Chars et costumes aux relents antisémites au Carnaval d'Alost: la Première ministre s'exprime...

Ce dimanche, suite à la polémique sur de nouvelles représentations au caractère antisémite au Carnaval d'Alost, le cabinet de la Première ministre Sophie Wilmès a émis un communiqué donnant la position du gouvernement en affaires courantes sur le sujet. Une position plutôt neutre qui renvoie au rôle de la justice pour déterminer ce qui tient de l'antisémitisme ou de la liberté d'expression, même si la Première ministre évoque un problème au niveau du vivre ensemble et de la réputation de notre pays.

Des chars qui "portent préjudice à nos valeurs et la réputation" de la Belgique

"Le Gouvernement fédéral est sensible aux réactions qu’ont suscités certains chars et costumes de l’édition 2020 du Carnaval d’Alost. Ce n’est pas la première fois que certains agissements se retrouvent sous les feux des critiques, notamment pour leurs représentations de la communauté juive. Si ces faits ne résument pas le Carnaval d’Alost, ils portent toutefois préjudice à nos valeurs ainsi qu’à la réputation de notre pays", explique le communiqué.

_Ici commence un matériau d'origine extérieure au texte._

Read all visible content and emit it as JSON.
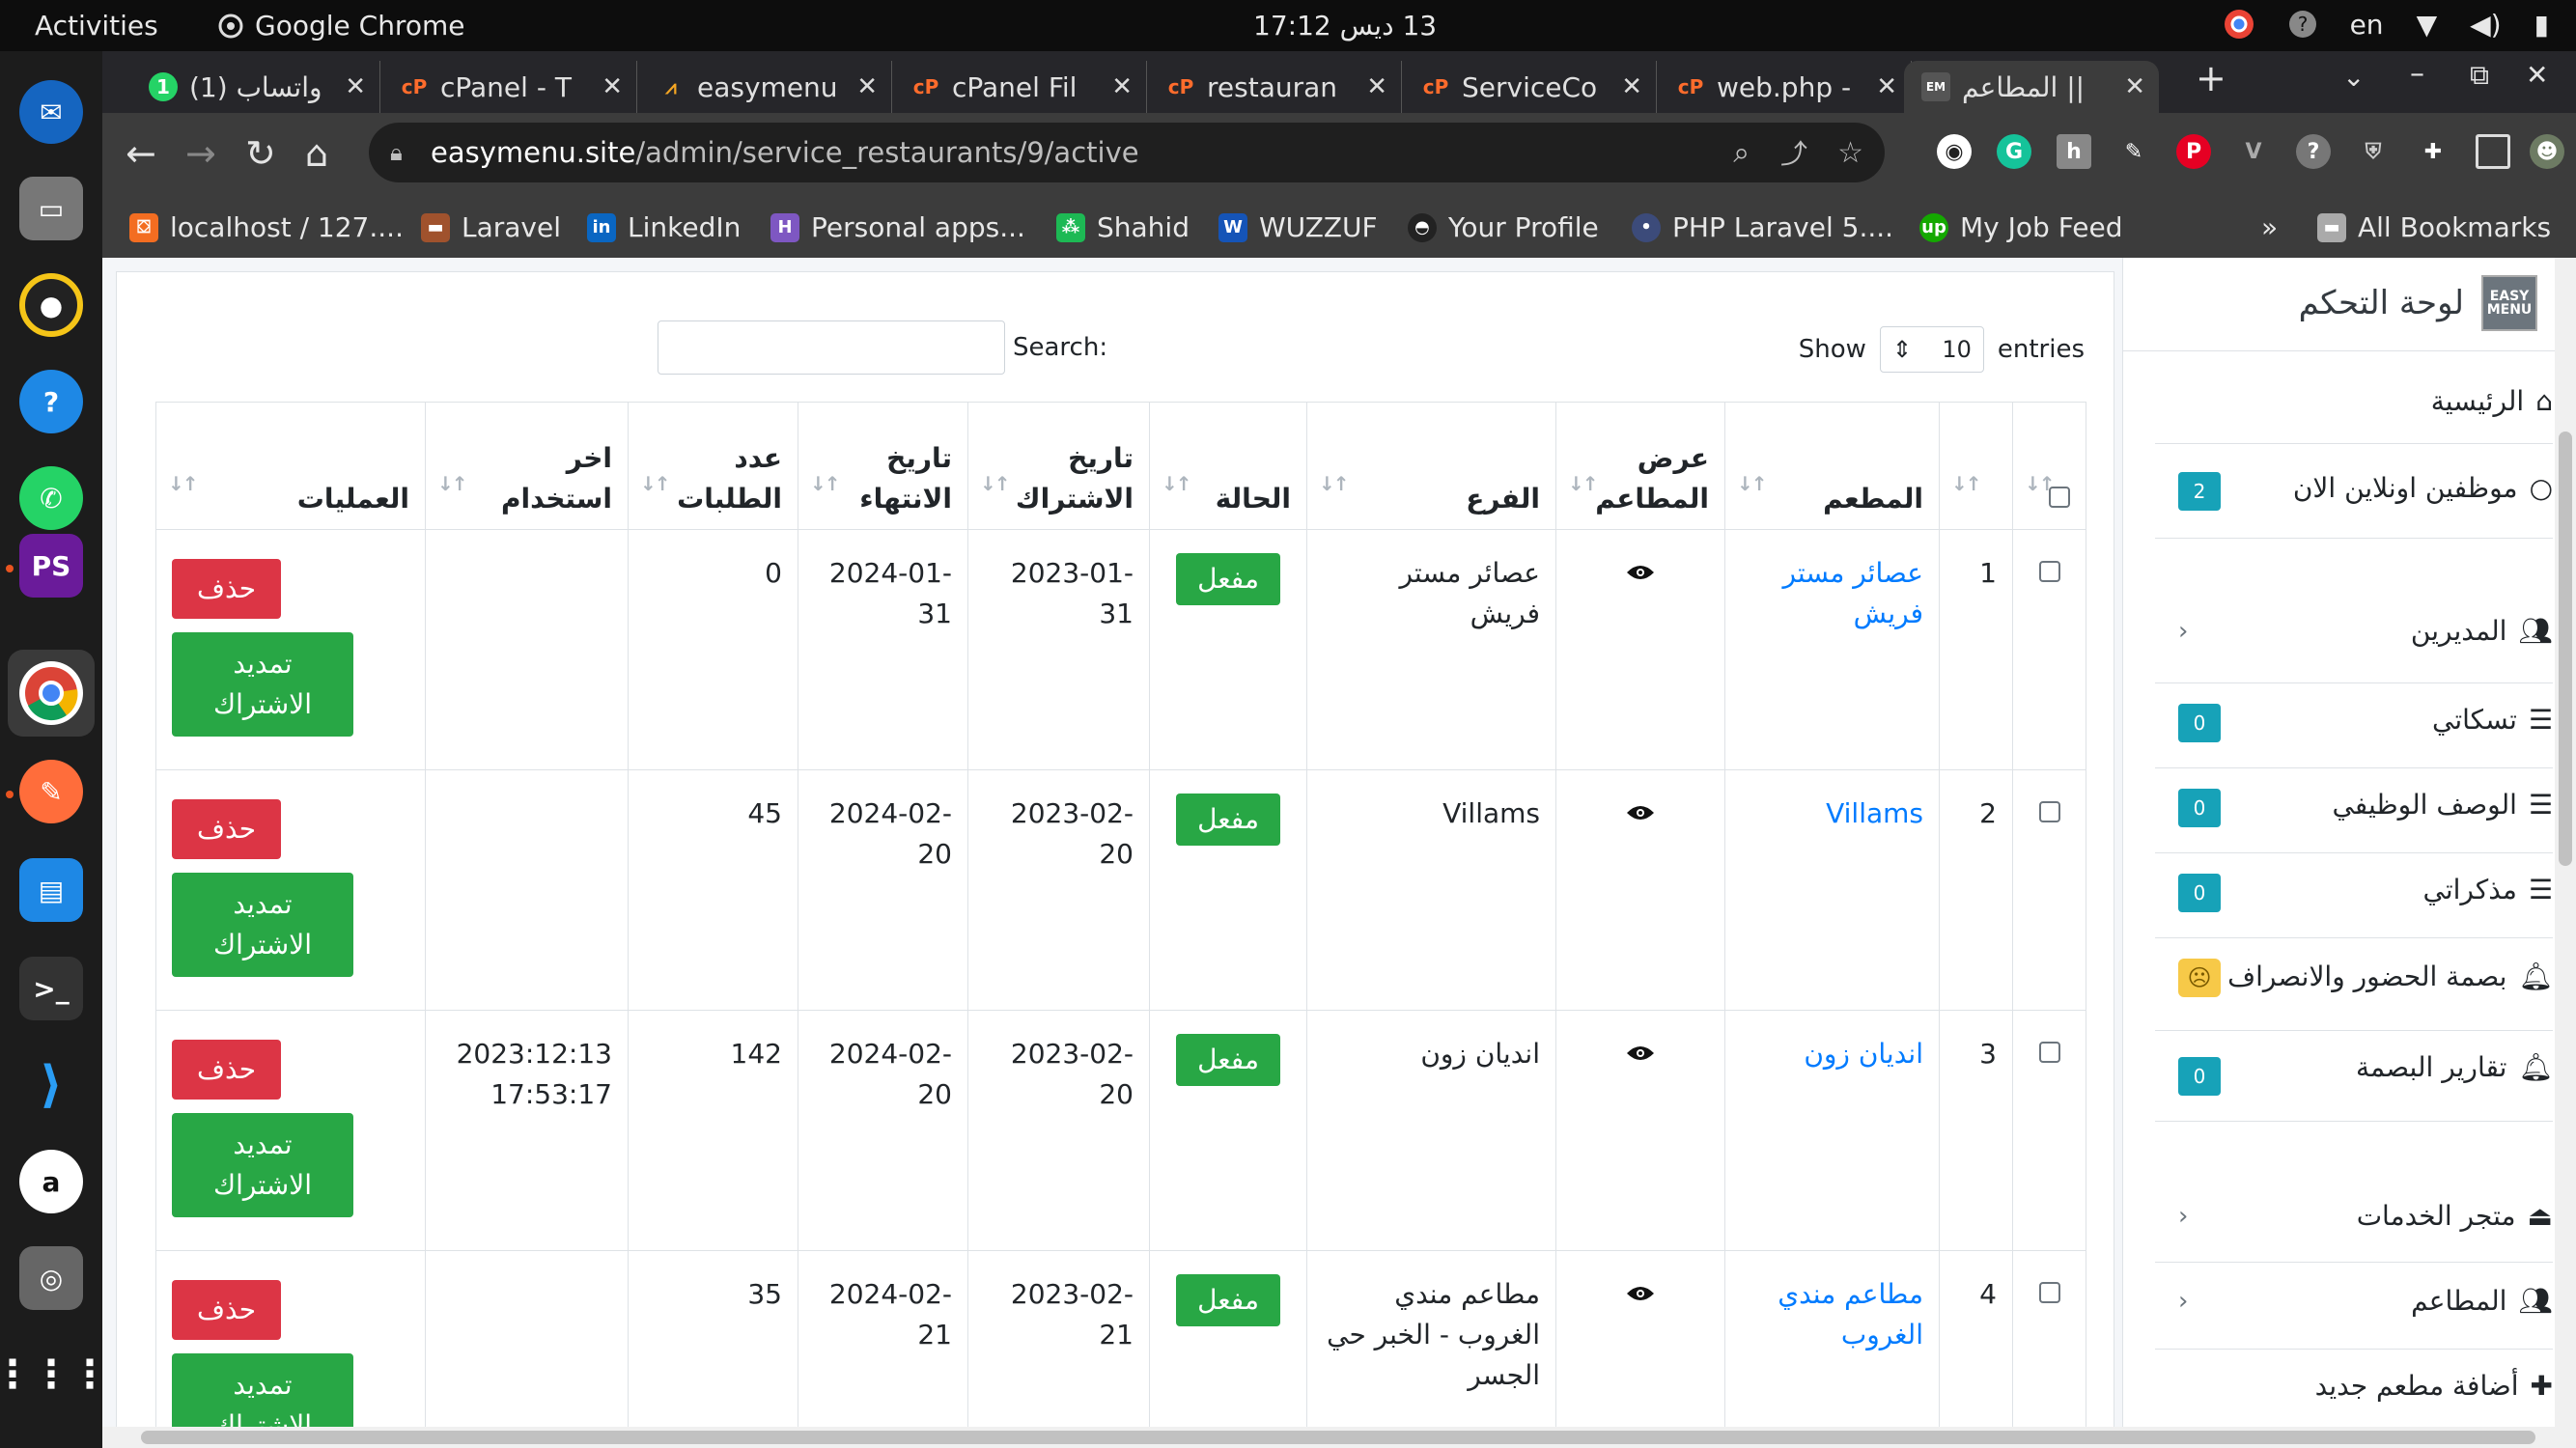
{
  "os": {
    "activities": "Activities",
    "app_name": "Google Chrome",
    "clock": "17:12 ‫13 ديس‬",
    "lang": "en"
  },
  "tabs": [
    {
      "label": "(1) واتساب",
      "badge": "1"
    },
    {
      "label": "cPanel - T"
    },
    {
      "label": "easymenu"
    },
    {
      "label": "cPanel Fil"
    },
    {
      "label": "restauran"
    },
    {
      "label": "ServiceCo"
    },
    {
      "label": "web.php -"
    },
    {
      "label": "المطاعم ||"
    }
  ],
  "address": {
    "host": "easymenu.site",
    "path": "/admin/service_restaurants/9/active"
  },
  "bookmarks": [
    "localhost / 127....",
    "Laravel",
    "LinkedIn",
    "Personal apps...",
    "Shahid",
    "WUZZUF",
    "Your Profile",
    "PHP Laravel 5....",
    "My Job Feed",
    "All Bookmarks"
  ],
  "controls": {
    "show": "Show",
    "entries_value": "10",
    "entries": "entries",
    "search": "Search:"
  },
  "table": {
    "headers": [
      "",
      "",
      "المطعم",
      "عرض المطاعم",
      "الفرع",
      "الحالة",
      "تاريخ الاشتراك",
      "تاريخ الانتهاء",
      "عدد الطلبات",
      "اخر استخدام",
      "العمليات"
    ],
    "rows": [
      {
        "id": "1",
        "restaurant": "عصائر مستر فريش",
        "branch": "عصائر مستر فريش",
        "status": "مفعل",
        "start": "2023-01-31",
        "end": "2024-01-31",
        "orders": "0",
        "last_use": ""
      },
      {
        "id": "2",
        "restaurant": "Villams",
        "branch": "Villams",
        "status": "مفعل",
        "start": "2023-02-20",
        "end": "2024-02-20",
        "orders": "45",
        "last_use": ""
      },
      {
        "id": "3",
        "restaurant": "انديان زون",
        "branch": "انديان زون",
        "status": "مفعل",
        "start": "2023-02-20",
        "end": "2024-02-20",
        "orders": "142",
        "last_use": "2023:12:13 17:53:17"
      },
      {
        "id": "4",
        "restaurant": "مطاعم مندي الغروب",
        "branch": "مطاعم مندي الغروب - الخبر حي الجسر",
        "status": "مفعل",
        "start": "2023-02-21",
        "end": "2024-02-21",
        "orders": "35",
        "last_use": ""
      }
    ],
    "delete_label": "حذف",
    "extend_label": "تمديد الاشتراك"
  },
  "sidebar": {
    "brand": "لوحة التحكم",
    "logo_text": "EASY MENU",
    "items": [
      {
        "label": "الرئيسية",
        "icon": "home-icon"
      },
      {
        "label": "موظفين اونلاين الان",
        "icon": "circle-icon",
        "count": "2"
      },
      {
        "label": "المديرين",
        "icon": "users-icon"
      },
      {
        "label": "تسكاتي",
        "icon": "list-icon",
        "count": "0"
      },
      {
        "label": "الوصف الوظيفي",
        "icon": "list-icon",
        "count": "0"
      },
      {
        "label": "مذكراتي",
        "icon": "list-icon",
        "count": "0"
      },
      {
        "label": "بصمة الحضور والانصراف",
        "icon": "bell-icon"
      },
      {
        "label": "تقارير البصمة",
        "icon": "bell-icon",
        "count": "0"
      },
      {
        "label": "متجر الخدمات",
        "icon": "service-bell-icon"
      },
      {
        "label": "المطاعم",
        "icon": "users-icon"
      },
      {
        "label": "أضافة مطعم جديد",
        "icon": "plus-icon"
      }
    ]
  },
  "colors": {
    "green": "#28a745",
    "red": "#dc3545",
    "info": "#17a2b8",
    "link": "#007bff"
  }
}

Liberté d'expression ou antisémitisme ? À la justice de trancher

"Le Gouvernement fédéral tient à rappeler que la Belgique est une démocratie fondée sur des libertés fondamentales dont fait partie la liberté d’expression. Cette valeur implique notamment la liberté de critiquer, de blasphémer, de caricaturer. Il reconnait également que, de manière générale, le carnaval est traditionnellement une célébration culturelle qui endosse une fonction sociale de catalyseur dans notre société et ce, depuis de nombreux siècles", poursuit-il, avant de rappeler que "cette liberté évolue dans un cadre légal précis qui vise à protéger les individus du racisme, de l’antisémitisme et des autres discriminations liées à des critères comme, par exemple, le genre, l’âge ou l’orientation sexuelle. La Belgique est un état de droit. Il revient donc aux institutions compétentes et à la justice de déterminer si les faits qui se sont déroulés pendant le carnaval enfreignent la loi."

Contre-productif pour le vivre ensemble

"L’utilisation de stéréotypes, de référents stigmatisant des communautés, des groupes humains sur base de leurs origines conduit aux divisions et met en péril le vivre ensemble. A fortiori, quand il s’agit d’actions conscientes et répétées. Notre pays s’honore de sa volonté de lutter sans relâche contre ces dérives. Le Gouvernement fédéral s’y emploie quotidiennement. C’est d’ailleurs l’essence-même de la Conférence interministérielle contre le racisme qui vient d’être mise en place cette semaine. Le Gouvernement fédéral appelle au dialogue et à l’empathie entre les individus ainsi qu’à la responsabilité des différents intervenants", termine le communiqué.